NPH: Why is this such a critical time for this research?

Dr. Scutchfield: It’s important to recognize that we’re going through a very tumultuous time in terms of the health care system—that the public health system is the backbone of our ability to maintain our health and our health status, and the extent to which we’re able to do through these trying times is going to be important.

There’s some indication, for example, that in some areas we’re actually seeing a downturn in life expectancy and I don’t think anybody wants to see that kind of thing occur as a result of all of these changes in the economic system. If that’s the case, then public health is key in order to maintain and improve health in these difficult times.

NPH: Who will benefit most from the research and findings created by the grants?

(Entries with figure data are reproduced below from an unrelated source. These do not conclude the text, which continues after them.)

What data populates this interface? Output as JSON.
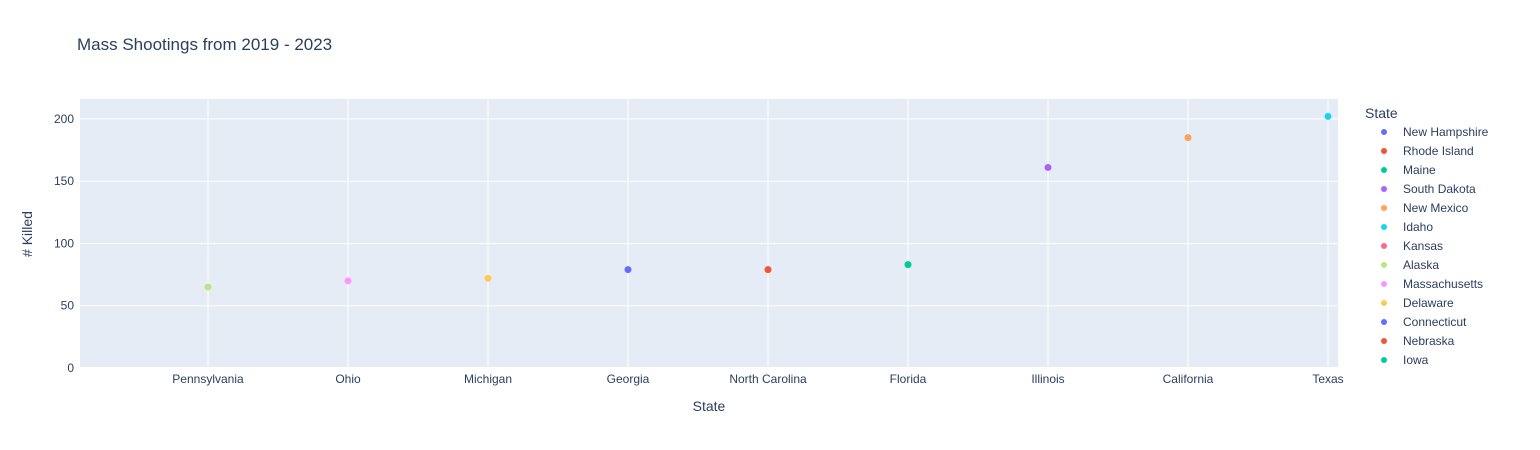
{
  "chart_data": {
    "type": "scatter",
    "title": "Mass Shootings from 2019 - 2023",
    "xlabel": "State",
    "ylabel": "# Killed",
    "categories": [
      "Pennsylvania",
      "Ohio",
      "Michigan",
      "Georgia",
      "North Carolina",
      "Florida",
      "Illinois",
      "California",
      "Texas"
    ],
    "yticks": [
      0,
      50,
      100,
      150,
      200
    ],
    "ylim": [
      0,
      216
    ],
    "grid": true,
    "plot_background": "#e5ecf6",
    "points": [
      {
        "x": "Pennsylvania",
        "y": 65,
        "color": "#b6e880"
      },
      {
        "x": "Ohio",
        "y": 70,
        "color": "#ff97ff"
      },
      {
        "x": "Michigan",
        "y": 72,
        "color": "#fecb52"
      },
      {
        "x": "Georgia",
        "y": 79,
        "color": "#636efa"
      },
      {
        "x": "North Carolina",
        "y": 79,
        "color": "#ef553b"
      },
      {
        "x": "Florida",
        "y": 83,
        "color": "#00cc96"
      },
      {
        "x": "Illinois",
        "y": 161,
        "color": "#ab63fa"
      },
      {
        "x": "California",
        "y": 185,
        "color": "#ffa15a"
      },
      {
        "x": "Texas",
        "y": 202,
        "color": "#19d3f3"
      }
    ],
    "legend": {
      "title": "State",
      "placement": "right",
      "entries": [
        {
          "name": "New Hampshire",
          "color": "#636efa"
        },
        {
          "name": "Rhode Island",
          "color": "#ef553b"
        },
        {
          "name": "Maine",
          "color": "#00cc96"
        },
        {
          "name": "South Dakota",
          "color": "#ab63fa"
        },
        {
          "name": "New Mexico",
          "color": "#ffa15a"
        },
        {
          "name": "Idaho",
          "color": "#19d3f3"
        },
        {
          "name": "Kansas",
          "color": "#ff6692"
        },
        {
          "name": "Alaska",
          "color": "#b6e880"
        },
        {
          "name": "Massachusetts",
          "color": "#ff97ff"
        },
        {
          "name": "Delaware",
          "color": "#fecb52"
        },
        {
          "name": "Connecticut",
          "color": "#636efa"
        },
        {
          "name": "Nebraska",
          "color": "#ef553b"
        },
        {
          "name": "Iowa",
          "color": "#00cc96"
        }
      ]
    }
  }
}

Dr. Scutchfield: It’s absolutely imperative that the results of these get translated to action on the part of people who practice public health—who actually are providing the services. These grants are intended to inform their decision-making, to help them understand and facilitate their capacity to deal with services and to rapidly evolve the public health system. So I think probably the most important thing that we need to think about is making sure that the results of these grants get transmitted to individuals who can operate on those—particularly state and local health directors, but also policy-makers and other public health officials.

NPH: Given the current economic environment, are there any studies that you expect will generate particular interest?

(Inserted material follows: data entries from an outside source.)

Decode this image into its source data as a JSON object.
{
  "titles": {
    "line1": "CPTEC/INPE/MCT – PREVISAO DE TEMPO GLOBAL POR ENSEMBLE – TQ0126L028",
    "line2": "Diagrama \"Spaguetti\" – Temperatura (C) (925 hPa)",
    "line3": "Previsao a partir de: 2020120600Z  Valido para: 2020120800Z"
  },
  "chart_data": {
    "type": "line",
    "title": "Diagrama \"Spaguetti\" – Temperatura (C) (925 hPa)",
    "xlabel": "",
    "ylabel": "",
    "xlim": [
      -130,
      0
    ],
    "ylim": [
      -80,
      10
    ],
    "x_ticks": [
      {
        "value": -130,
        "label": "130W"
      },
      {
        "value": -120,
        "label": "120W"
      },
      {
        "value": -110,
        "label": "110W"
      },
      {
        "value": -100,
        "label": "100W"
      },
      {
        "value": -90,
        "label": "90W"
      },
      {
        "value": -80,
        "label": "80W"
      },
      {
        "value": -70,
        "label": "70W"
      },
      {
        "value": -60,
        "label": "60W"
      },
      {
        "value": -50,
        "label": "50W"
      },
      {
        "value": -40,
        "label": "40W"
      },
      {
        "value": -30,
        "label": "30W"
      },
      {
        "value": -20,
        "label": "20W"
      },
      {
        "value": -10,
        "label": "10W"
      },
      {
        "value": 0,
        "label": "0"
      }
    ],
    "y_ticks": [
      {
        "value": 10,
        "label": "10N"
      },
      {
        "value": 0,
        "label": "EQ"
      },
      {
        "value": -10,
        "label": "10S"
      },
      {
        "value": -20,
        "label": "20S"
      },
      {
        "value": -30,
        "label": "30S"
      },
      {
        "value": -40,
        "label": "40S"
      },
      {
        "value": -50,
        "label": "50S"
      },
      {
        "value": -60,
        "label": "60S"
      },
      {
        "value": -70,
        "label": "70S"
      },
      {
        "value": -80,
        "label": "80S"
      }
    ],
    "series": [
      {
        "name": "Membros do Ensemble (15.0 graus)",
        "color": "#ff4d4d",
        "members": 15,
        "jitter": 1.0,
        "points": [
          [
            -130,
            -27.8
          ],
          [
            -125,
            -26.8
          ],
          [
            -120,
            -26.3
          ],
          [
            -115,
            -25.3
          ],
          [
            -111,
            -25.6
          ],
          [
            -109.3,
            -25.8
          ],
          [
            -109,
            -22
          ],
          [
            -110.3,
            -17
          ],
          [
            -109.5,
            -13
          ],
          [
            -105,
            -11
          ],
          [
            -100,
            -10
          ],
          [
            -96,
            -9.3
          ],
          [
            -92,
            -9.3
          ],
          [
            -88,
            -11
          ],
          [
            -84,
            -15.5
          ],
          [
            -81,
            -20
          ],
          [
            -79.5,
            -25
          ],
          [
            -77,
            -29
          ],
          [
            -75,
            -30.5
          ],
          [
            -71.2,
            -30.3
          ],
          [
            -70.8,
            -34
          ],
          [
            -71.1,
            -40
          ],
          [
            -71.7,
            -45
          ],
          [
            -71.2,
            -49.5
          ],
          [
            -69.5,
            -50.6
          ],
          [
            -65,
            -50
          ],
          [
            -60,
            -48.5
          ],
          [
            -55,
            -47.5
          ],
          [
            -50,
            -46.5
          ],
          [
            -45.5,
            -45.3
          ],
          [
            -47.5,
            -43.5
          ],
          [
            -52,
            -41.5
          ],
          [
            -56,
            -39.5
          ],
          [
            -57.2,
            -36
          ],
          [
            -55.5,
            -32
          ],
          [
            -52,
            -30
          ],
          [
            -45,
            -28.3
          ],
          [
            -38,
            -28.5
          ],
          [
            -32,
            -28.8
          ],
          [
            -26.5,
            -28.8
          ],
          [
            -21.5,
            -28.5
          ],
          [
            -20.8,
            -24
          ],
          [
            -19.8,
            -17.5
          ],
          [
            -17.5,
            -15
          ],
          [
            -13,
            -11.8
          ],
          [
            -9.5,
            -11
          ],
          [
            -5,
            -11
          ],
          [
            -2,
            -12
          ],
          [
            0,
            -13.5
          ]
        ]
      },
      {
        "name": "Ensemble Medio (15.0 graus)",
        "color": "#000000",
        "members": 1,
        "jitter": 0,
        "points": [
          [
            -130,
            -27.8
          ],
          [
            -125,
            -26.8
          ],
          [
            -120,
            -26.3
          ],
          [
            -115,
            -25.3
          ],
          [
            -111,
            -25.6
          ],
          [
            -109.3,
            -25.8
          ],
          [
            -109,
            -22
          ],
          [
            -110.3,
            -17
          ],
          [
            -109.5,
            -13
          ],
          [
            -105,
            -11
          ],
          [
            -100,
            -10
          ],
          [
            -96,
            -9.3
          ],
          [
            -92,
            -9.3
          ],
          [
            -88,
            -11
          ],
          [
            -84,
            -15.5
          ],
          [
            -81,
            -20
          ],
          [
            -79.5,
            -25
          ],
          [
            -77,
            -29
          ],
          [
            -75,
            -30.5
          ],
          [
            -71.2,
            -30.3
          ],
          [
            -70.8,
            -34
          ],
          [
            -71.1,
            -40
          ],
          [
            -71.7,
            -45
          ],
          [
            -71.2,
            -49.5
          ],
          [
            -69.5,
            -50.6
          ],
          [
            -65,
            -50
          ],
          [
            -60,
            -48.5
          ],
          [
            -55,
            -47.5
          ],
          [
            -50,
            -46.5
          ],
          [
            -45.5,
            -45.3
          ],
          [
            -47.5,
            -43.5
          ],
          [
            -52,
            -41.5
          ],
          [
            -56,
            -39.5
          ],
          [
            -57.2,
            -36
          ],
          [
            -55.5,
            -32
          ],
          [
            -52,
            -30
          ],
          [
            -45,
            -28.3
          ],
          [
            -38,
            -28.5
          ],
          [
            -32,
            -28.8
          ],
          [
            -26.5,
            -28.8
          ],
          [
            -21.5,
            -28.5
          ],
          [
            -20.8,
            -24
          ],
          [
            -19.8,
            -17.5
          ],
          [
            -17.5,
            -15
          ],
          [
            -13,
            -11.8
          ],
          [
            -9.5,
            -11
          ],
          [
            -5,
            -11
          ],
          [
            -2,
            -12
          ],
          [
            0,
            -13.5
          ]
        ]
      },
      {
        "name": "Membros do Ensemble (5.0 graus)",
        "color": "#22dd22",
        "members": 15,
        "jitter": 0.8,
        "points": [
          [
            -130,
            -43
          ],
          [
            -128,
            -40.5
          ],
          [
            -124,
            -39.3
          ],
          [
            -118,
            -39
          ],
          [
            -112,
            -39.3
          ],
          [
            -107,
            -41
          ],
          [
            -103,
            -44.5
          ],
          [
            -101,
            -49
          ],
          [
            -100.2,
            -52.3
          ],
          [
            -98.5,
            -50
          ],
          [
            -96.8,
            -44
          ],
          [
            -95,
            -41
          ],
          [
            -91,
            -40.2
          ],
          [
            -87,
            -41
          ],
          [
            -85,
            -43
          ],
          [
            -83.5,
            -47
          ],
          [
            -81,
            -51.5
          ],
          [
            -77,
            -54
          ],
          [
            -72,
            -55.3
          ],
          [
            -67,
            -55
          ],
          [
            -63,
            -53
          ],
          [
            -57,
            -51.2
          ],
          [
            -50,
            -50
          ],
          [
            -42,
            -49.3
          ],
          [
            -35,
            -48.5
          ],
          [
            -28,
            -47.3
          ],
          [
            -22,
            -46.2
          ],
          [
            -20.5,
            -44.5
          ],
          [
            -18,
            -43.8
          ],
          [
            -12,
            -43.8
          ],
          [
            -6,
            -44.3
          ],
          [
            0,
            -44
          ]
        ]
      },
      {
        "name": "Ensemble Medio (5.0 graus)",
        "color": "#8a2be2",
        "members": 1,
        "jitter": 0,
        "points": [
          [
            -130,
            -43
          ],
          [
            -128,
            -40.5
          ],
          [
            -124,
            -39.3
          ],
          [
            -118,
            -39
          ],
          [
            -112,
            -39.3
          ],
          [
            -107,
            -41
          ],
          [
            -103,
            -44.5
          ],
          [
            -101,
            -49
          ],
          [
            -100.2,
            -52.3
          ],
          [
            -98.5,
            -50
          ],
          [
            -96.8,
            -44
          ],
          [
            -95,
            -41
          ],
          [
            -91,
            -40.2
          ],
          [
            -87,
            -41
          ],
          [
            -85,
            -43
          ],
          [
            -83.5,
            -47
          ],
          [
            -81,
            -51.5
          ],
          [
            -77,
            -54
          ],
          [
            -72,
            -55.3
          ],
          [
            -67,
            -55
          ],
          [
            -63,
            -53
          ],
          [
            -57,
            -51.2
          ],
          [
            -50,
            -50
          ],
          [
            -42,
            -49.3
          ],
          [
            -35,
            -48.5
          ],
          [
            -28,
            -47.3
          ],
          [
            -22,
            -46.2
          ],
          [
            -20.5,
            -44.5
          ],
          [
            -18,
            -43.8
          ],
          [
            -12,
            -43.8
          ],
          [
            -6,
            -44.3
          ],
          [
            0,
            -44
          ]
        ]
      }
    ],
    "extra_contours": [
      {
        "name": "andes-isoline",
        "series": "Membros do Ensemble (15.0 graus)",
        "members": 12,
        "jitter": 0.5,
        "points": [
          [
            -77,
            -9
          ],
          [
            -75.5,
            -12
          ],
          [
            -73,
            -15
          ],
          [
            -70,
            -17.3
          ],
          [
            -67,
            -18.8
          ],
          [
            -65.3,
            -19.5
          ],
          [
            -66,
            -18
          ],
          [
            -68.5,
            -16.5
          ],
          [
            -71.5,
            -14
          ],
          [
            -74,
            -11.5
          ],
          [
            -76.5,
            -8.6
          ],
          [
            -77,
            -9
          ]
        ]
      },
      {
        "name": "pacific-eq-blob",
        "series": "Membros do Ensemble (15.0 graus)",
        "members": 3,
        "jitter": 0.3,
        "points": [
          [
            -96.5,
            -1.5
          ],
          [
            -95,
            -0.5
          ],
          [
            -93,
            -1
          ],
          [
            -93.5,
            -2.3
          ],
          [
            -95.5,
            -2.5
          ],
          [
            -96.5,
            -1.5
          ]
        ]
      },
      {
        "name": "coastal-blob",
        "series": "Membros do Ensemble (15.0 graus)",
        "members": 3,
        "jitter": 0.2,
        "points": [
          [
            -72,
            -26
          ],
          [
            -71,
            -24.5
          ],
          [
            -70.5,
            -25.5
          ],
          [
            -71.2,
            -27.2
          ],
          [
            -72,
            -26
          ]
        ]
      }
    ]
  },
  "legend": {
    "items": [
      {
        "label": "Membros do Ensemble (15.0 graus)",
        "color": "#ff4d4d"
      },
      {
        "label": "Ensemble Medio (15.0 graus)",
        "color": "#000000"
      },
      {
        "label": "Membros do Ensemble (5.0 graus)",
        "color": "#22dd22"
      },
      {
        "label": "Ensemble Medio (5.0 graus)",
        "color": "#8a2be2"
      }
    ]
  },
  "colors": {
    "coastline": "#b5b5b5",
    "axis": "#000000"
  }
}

Dr. Scutchfield: One study [LINK] by the Johns Hopkins School of Public Health looks at the extent to which states are able to utilize mechanisms to protect public health in an economic downturn—what sorts of budget-setting and priority-setting processes, what sort of scenarios and consequential public impacts might have on outcomes at a state level.

At the same time, another group is looking at the implications of the economic climate at the local health department level. A team at the University of Washington School of Public Health is working with several of our PBRNs [practice-based research networks] to see how looking at how specific local health departments are going about the process of trying to cope with any of these economic changes, and if there are particular strategies that they have used or developed that appear to have broad applicability.

NPH: How is the National Coordinating Center for PHSSR helping with ongoing federal research into public health service delivery?

Dr. Scutchfield: One of the major functions of the National Coordinating Center is to, on a periodic basis, review the available literature on PHSSR and to make relevant studies available through the National Library of Medicine and through our websites.

In addition, two studies have been commissioned by the federal government in recent weeks to examine issues related to the financing of public health activities in the U.S. Both studies are seeking to review empirical literature, data, and related evidence concerning financing mechanisms and spending patterns for public health activities in the U.S., and the health and economic effects of these investments—who pays, how much, for what, through what financing mechanisms, how do these patterns vary across the U.S. and change over time, and what are their health and economic effects. We anticipate that our various resources are going to be used, and we’ve already had some contacts and discussions with researchers conducting one of the studies. And I anticipate hearing from GAO [Government Accountability Office] as well to help provide the information that will allow them to effectively look at the literature and try to draw some conclusions around these issues of financing public health services.